KMS implies Gibbs in finite quantum systems

Converse to the Gibbs–KMS theorem: any finite-dimensional β-KMS state for a Hamiltonian dynamics is the corresponding Gibbs state.

KMS implies Gibbs in finite quantum systems

Statement

Let $\mathcal H$ be a finite-dimensional Hilbert space and let $H=H^\ast$ be a (bounded) Hamiltonian. Consider the Heisenberg time evolution

\alpha_t(A)=e^{itH}Ae^{-itH},\qquad A\in\mathcal B(\mathcal H).

If a state $\omega$ on $\mathcal B(\mathcal H)$ satisfies the finite-volume KMS condition at inverse temperature $\beta>0$ for the dynamics $(\alpha_t)_{t\in\mathbb R}$ , then $\omega$ is the quantum Gibbs state for $H$ at inverse temperature $\beta$ , i.e.

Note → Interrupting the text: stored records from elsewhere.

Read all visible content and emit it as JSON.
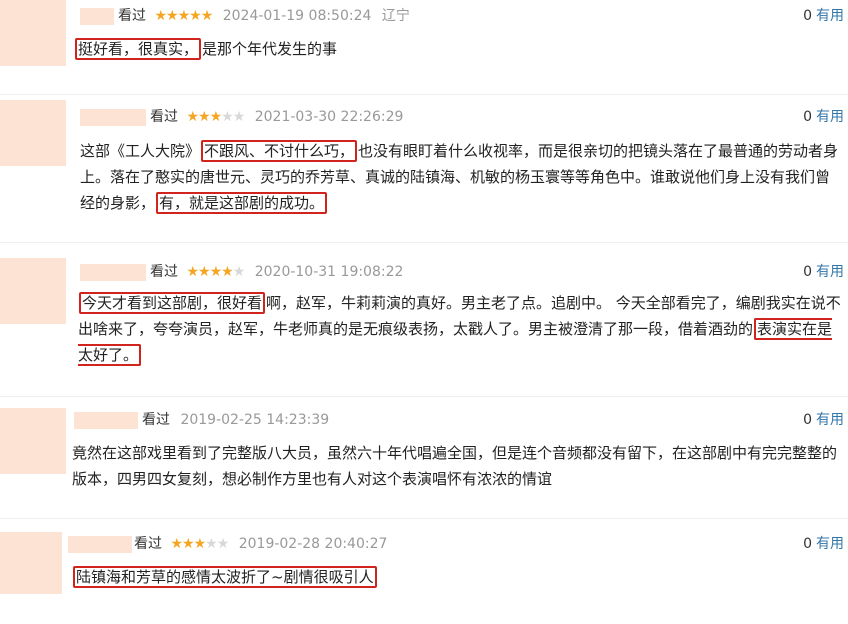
{
  "useful_label": "有用",
  "watched_label": "看过",
  "reviews": [
    {
      "stars": 5,
      "date": "2024-01-19 08:50:24",
      "location": "辽宁",
      "useful_count": "0",
      "parts": [
        {
          "text": "挺好看，很真实，",
          "highlight": true
        },
        {
          "text": "是那个年代发生的事",
          "highlight": false
        }
      ]
    },
    {
      "stars": 3,
      "date": "2021-03-30 22:26:29",
      "location": "",
      "useful_count": "0",
      "parts": [
        {
          "text": "这部《工人大院》",
          "highlight": false
        },
        {
          "text": "不跟风、不讨什么巧，",
          "highlight": true
        },
        {
          "text": "也没有眼盯着什么收视率，而是很亲切的把镜头落在了最普通的劳动者身上。落在了憨实的唐世元、灵巧的乔芳草、真诚的陆镇海、机敏的杨玉寰等等角色中。谁敢说他们身上没有我们曾经的身影，",
          "highlight": false
        },
        {
          "text": "有，就是这部剧的成功。",
          "highlight": true
        }
      ]
    },
    {
      "stars": 4,
      "date": "2020-10-31 19:08:22",
      "location": "",
      "useful_count": "0",
      "parts": [
        {
          "text": "今天才看到这部剧，很好看",
          "highlight": true
        },
        {
          "text": "啊，赵军，牛莉莉演的真好。男主老了点。追剧中。 今天全部看完了，编剧我实在说不出啥来了，夸夸演员，赵军，牛老师真的是无痕级表扬，太戳人了。男主被澄清了那一段，借着酒劲的",
          "highlight": false
        },
        {
          "text": "表演实在是太好了。",
          "highlight": true
        }
      ]
    },
    {
      "stars": 0,
      "date": "2019-02-25 14:23:39",
      "location": "",
      "useful_count": "0",
      "parts": [
        {
          "text": "竟然在这部戏里看到了完整版八大员，虽然六十年代唱遍全国，但是连个音频都没有留下，在这部剧中有完完整整的版本，四男四女复刻，想必制作方里也有人对这个表演唱怀有浓浓的情谊",
          "highlight": false
        }
      ]
    },
    {
      "stars": 3,
      "date": "2019-02-28 20:40:27",
      "location": "",
      "useful_count": "0",
      "parts": [
        {
          "text": "陆镇海和芳草的感情太波折了~剧情很吸引人",
          "highlight": true
        }
      ]
    }
  ],
  "colors": {
    "star": "#f5a623",
    "star_empty": "#d8d8d8",
    "link": "#3377aa",
    "highlight_border": "#d0241c",
    "placeholder": "#fce3d3"
  }
}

\omega(A)=\frac{\operatorname{Tr}\!\big(e^{-\beta H}A\big)}{\operatorname{Tr}(e^{-\beta H})}\qquad\text{for all }A\in\mathcal B(\mathcal H),

where $\operatorname{Tr}(e^{-\beta H})$ is the quantum partition function .

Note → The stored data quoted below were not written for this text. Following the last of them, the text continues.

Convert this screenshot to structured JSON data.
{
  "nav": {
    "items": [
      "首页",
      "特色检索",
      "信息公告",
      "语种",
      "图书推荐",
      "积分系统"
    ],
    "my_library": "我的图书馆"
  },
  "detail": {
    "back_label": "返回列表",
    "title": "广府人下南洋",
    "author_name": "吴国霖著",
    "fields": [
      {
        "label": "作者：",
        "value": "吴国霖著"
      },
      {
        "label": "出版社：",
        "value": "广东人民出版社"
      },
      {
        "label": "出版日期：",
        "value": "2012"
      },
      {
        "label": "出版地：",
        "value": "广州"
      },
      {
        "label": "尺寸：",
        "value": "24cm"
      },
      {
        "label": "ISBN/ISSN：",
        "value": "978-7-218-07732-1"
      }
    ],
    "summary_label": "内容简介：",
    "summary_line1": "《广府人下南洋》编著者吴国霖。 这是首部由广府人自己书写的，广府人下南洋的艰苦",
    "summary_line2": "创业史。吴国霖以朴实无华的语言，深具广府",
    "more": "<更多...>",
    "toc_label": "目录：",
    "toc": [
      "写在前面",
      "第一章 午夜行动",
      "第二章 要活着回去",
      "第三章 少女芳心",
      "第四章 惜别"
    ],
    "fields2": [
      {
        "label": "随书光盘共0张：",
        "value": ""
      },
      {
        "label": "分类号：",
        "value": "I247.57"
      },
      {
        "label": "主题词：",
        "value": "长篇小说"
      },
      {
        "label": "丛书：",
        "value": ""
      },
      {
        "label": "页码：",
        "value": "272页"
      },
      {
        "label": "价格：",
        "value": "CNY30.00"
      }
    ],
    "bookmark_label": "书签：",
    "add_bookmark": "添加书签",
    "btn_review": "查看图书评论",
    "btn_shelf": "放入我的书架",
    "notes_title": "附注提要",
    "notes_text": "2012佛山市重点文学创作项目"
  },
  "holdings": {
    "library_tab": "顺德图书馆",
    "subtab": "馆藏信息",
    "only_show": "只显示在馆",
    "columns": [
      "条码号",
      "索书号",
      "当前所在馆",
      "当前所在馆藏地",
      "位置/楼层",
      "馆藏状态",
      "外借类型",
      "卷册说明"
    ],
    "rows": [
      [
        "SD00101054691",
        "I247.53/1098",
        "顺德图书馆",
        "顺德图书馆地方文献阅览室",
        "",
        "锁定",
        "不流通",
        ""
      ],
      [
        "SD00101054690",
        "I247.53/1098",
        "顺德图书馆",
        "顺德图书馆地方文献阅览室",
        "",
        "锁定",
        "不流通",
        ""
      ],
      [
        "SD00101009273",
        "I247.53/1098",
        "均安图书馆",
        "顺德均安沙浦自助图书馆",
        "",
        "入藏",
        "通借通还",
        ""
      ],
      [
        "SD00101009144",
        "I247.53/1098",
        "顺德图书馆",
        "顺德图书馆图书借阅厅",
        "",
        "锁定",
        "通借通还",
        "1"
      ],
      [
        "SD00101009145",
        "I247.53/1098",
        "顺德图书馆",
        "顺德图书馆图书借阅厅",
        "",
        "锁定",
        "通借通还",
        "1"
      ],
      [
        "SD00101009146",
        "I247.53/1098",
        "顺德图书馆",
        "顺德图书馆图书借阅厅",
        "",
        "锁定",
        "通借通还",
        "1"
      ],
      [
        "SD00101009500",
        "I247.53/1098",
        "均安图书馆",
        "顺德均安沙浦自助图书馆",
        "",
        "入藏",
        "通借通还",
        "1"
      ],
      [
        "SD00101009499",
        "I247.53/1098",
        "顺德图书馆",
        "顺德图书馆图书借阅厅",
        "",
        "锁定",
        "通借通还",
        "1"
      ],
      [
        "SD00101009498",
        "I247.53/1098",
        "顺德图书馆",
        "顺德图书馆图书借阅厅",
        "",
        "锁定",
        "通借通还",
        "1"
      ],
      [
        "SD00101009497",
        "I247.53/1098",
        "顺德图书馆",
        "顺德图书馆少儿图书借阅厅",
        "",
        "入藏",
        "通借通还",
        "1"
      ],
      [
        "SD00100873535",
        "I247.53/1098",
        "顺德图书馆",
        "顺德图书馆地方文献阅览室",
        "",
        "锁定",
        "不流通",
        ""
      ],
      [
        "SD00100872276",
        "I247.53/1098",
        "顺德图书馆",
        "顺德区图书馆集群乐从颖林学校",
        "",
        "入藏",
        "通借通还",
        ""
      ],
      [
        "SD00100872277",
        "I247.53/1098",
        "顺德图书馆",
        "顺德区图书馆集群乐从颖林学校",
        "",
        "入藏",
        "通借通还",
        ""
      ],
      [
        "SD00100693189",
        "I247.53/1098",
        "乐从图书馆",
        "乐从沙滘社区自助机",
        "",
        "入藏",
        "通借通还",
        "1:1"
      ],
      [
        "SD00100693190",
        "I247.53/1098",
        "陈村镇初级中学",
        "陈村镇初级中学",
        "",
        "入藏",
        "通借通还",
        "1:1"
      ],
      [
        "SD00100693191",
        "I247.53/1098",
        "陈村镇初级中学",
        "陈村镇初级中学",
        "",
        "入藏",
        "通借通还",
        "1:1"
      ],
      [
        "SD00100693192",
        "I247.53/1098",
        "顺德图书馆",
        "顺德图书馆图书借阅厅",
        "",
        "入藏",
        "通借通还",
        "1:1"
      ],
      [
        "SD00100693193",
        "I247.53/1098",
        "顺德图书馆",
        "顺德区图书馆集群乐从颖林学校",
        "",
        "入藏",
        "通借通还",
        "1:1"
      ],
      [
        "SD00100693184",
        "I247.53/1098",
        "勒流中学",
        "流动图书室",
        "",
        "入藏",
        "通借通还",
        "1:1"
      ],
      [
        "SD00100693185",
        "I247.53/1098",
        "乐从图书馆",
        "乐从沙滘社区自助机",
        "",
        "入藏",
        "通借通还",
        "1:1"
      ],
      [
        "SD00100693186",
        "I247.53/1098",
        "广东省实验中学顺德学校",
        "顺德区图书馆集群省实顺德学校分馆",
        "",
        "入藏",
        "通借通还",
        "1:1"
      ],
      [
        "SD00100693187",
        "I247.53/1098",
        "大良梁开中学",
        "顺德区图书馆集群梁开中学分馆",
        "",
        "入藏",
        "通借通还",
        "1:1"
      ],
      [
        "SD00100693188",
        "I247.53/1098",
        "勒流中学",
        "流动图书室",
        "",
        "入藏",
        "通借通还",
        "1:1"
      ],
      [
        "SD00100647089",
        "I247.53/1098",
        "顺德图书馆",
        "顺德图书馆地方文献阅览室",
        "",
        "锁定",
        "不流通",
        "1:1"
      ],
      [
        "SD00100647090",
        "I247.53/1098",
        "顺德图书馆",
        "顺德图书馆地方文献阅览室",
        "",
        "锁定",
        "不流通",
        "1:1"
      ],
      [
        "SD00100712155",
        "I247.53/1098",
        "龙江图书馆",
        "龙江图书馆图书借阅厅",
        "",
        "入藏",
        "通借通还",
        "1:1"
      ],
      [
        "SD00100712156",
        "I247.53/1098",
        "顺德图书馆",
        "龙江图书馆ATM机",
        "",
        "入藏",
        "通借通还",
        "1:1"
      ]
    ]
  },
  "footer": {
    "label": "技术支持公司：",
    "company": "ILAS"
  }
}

Equivalently, if $\omega(A)=\operatorname{Tr}(\rho A)$ for a density operator $\rho$ , then

\rho=\frac{e^{-\beta H}}{\operatorname{Tr}(e^{-\beta H})}.

This is the converse direction to Gibbs implies KMS .

Key hypotheses

Finite-dimensional algebra $\mathcal B(\mathcal H)$ (so every state is normal and given by a density matrix).
Dynamics is inner and generated by a self-adjoint $H$ via $\alpha_t(A)=e^{itH}Ae^{-itH}$ .
$\omega$ is a $\beta$ -KMS state for some $\beta\in(0,\infty)$ in the sense of KMS .

Key conclusions

$\omega$ must coincide with the Gibbs state for $H$ at inverse temperature $\beta$ .
In particular, for fixed $(H,\beta)$ the $\beta$ -KMS state is unique on $\mathcal B(\mathcal H)$ .
Shifting $H\mapsto H+cI$ does not change $\omega$ (the constant cancels in normalization).

Proof idea / significance

Write $\omega(A)=\operatorname{Tr}(\rho A)$ for a density matrix $\rho$ .

Apply the KMS identity with $A=I$ to get $\omega(\alpha_{i\beta}(B))=\omega(B)$ for all $B$ (analyticity is automatic in finite dimensions). In trace form this implies
$e^{\beta H}\rho e^{-\beta H}=\rho,$
hence $[\rho,H]=0$ .
Use the full KMS relation
$\operatorname{Tr}(\rho\,A\,e^{-\beta H}Be^{\beta H})=\operatorname{Tr}(\rho\,BA)$
and cyclicity of the trace (together with $[\rho,H]=0$ ) to show that $\rho e^{\beta H}$ commutes with every matrix, hence $\rho e^{\beta H}=cI$ for some scalar $c$ .
Therefore $\rho=c\,e^{-\beta H}$ , and normalization $\operatorname{Tr}(\rho)=1$ fixes $c=\operatorname{Tr}(e^{-\beta H})^{-1}$ .

Significance: in finite volume, “equilibrium = KMS” is equivalent to “equilibrium = Gibbs”. This equivalence motivates using the KMS condition as the definition of equilibrium in infinite-volume quantum statistical mechanics, where Gibbs density matrices may not exist.